Summer has officially started, and for the first few weeks it's been quite busy, for me. I am taking a breather, doing what I do best. Being lazy. Poop. For the first few weeks, I had a little church things I had to do, and then it was the Ephata retreat. The is probably the one retreat, that I have been looking foward to all year! There's just something so special, about it. The whole process the kids go through within three days, is truly life changing. I was fortunate enough to have been able to attend all three days. I don't know why, but gosh, I was too touched in so many ways by the holy spirit. When the feet washing came, I was so nervous. It wasn't even my confirmation. As I stood out at the door, I heard Anh Tam share his story... for the first time. I found him to be so admirable to come out, and share. It made me realize that my family may not be perfect, but we are family. Blood and flesh, and no matter what, that will never change. It will only stay consistent. That whole day, was very emotionally draining... I witnessed these kids being touched in so many ways, that i could feel it. After bawling so much, I started to fold the wet towels, and as I stood there, I stopped. I told my friend, I'm going to run into chapel for a bit. I got in the room, and kneel down to him. I just cried, and talked to Jesus. It had been so long. But it felt so right, as I cried the happiness, and sadness that I had been keeping inside for so long, I just asked him to watch over me. I told him everything. and how I was sorry for the things I've sinned. Everyone made fun od me for walking out with a red face lol. Anyways,  I don't know, but it was special day/ That's all I'm going to say... that weekend I had met a few new people and had gotten closer to a few.
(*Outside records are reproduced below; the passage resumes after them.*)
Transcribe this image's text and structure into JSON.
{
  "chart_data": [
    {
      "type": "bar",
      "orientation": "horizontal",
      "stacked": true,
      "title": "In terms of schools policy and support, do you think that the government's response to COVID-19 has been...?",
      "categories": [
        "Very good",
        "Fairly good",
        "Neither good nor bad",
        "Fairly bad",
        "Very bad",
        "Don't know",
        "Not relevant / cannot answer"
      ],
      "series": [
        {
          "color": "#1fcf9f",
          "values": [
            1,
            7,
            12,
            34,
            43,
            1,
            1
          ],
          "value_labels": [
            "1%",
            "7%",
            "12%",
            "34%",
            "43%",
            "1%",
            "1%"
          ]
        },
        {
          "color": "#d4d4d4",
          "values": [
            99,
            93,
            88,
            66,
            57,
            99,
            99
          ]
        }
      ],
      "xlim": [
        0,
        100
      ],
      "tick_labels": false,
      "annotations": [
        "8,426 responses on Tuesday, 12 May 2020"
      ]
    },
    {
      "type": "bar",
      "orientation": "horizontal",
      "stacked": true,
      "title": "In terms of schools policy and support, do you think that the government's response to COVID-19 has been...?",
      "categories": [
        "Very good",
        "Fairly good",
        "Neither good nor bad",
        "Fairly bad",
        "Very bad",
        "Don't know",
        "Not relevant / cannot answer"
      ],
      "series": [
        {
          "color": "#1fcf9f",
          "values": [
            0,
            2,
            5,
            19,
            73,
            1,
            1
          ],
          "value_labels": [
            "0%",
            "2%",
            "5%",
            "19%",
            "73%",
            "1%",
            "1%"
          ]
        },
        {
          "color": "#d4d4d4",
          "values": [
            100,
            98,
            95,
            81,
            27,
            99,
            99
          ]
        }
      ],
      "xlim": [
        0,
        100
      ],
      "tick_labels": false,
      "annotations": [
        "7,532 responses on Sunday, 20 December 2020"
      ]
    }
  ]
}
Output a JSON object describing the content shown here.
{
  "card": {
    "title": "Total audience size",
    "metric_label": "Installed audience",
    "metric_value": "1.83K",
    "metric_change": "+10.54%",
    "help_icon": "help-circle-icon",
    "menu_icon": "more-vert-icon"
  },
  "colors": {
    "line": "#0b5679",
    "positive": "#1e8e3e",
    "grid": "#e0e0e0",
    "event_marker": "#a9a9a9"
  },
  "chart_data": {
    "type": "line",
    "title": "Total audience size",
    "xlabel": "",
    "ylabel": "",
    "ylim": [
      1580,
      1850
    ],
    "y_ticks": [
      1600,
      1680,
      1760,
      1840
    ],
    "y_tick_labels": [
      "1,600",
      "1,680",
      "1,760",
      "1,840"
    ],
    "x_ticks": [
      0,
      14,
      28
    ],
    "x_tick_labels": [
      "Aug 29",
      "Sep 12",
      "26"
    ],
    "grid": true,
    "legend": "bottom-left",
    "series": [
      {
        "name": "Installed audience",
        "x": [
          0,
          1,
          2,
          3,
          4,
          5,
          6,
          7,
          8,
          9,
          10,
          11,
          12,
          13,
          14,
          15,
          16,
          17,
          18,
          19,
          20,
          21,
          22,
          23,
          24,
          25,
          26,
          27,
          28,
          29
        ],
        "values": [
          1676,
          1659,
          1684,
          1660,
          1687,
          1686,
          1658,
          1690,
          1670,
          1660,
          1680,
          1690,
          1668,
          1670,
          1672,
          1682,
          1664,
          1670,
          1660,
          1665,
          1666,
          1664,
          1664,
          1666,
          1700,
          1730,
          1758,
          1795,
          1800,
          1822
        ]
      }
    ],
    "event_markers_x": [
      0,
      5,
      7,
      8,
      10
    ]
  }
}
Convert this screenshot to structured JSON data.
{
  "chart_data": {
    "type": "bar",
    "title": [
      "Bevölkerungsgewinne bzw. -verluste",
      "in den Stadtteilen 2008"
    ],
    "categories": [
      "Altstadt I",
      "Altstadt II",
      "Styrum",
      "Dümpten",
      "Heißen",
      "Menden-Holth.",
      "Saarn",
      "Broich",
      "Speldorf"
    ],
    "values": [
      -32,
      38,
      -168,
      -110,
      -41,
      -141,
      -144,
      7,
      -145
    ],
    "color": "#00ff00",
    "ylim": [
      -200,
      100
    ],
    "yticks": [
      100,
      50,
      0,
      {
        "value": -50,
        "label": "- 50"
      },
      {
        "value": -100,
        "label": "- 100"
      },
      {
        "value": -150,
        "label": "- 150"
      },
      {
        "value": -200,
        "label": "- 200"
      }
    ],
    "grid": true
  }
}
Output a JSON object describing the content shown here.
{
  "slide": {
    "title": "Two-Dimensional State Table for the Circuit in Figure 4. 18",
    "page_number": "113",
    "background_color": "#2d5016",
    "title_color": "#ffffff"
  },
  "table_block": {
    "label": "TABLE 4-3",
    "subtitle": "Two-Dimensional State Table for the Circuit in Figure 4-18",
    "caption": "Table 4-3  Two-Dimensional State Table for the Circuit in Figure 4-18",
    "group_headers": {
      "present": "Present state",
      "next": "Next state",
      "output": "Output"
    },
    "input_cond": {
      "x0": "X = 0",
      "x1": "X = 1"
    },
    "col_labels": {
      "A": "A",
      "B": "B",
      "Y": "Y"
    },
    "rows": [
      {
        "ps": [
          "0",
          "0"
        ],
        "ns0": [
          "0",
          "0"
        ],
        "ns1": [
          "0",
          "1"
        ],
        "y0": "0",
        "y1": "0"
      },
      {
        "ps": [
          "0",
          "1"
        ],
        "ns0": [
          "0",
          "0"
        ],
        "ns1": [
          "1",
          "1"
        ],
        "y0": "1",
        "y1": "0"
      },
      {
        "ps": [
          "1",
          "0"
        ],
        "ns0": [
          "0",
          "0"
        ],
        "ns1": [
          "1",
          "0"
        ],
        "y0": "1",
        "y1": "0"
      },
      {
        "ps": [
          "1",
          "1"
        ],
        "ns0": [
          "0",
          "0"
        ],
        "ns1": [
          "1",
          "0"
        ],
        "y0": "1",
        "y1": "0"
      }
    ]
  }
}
Wow, they are so amazing. They are always telling me that I am their motivator, their inspiration, but I can not take any credit.. because they were the ones who motivate me to better myself. I caught myself sharing some of my painful moments, and hearing and opening my hearts to others. It was amazing, so relieving. After the retreat was over, I came home and recieved all these kind messages from my friends and even my ex. It was so sweet.

I hear that my ex wants to talk to me again. After 9 months, and he wants to talk. A part of me says,  talk to him because deep down I want too, but then again, my feelings for him is like we just met just yesterday. So he did chat me, and we spoke briefly. It was nice. I saw him at jenny's confirmation, and as excited as I was to be there and to be her sponsor, I was excited to see him. I wanted to hug him, and let him know that joy I was feeling, how amazing it felt to be someone's sponsor. But I couldn't. I had to contain myself. I feel like there are still things he is holding back, and has not said to me. Then again, I feel the same way. I don't really know what to make of things, or what I should think. I'm just not going to hope on anything, and stay opened minded.  Blah, I don't know.

Becky had been having troubles, and she came over to my house . It was nice to see a familiar face from school, and all we did was talk.  It was great to just have one another, and talk about everything. That's the one thing, I am so blessed for- friends. Everyone, has been has too great too me, and sometimes I feel like I don't deserve the,, at all. No matter how far, or how close I know that they will always be there for me. So thank you, guys. Thank you for being so wonderful!! I love you all!!!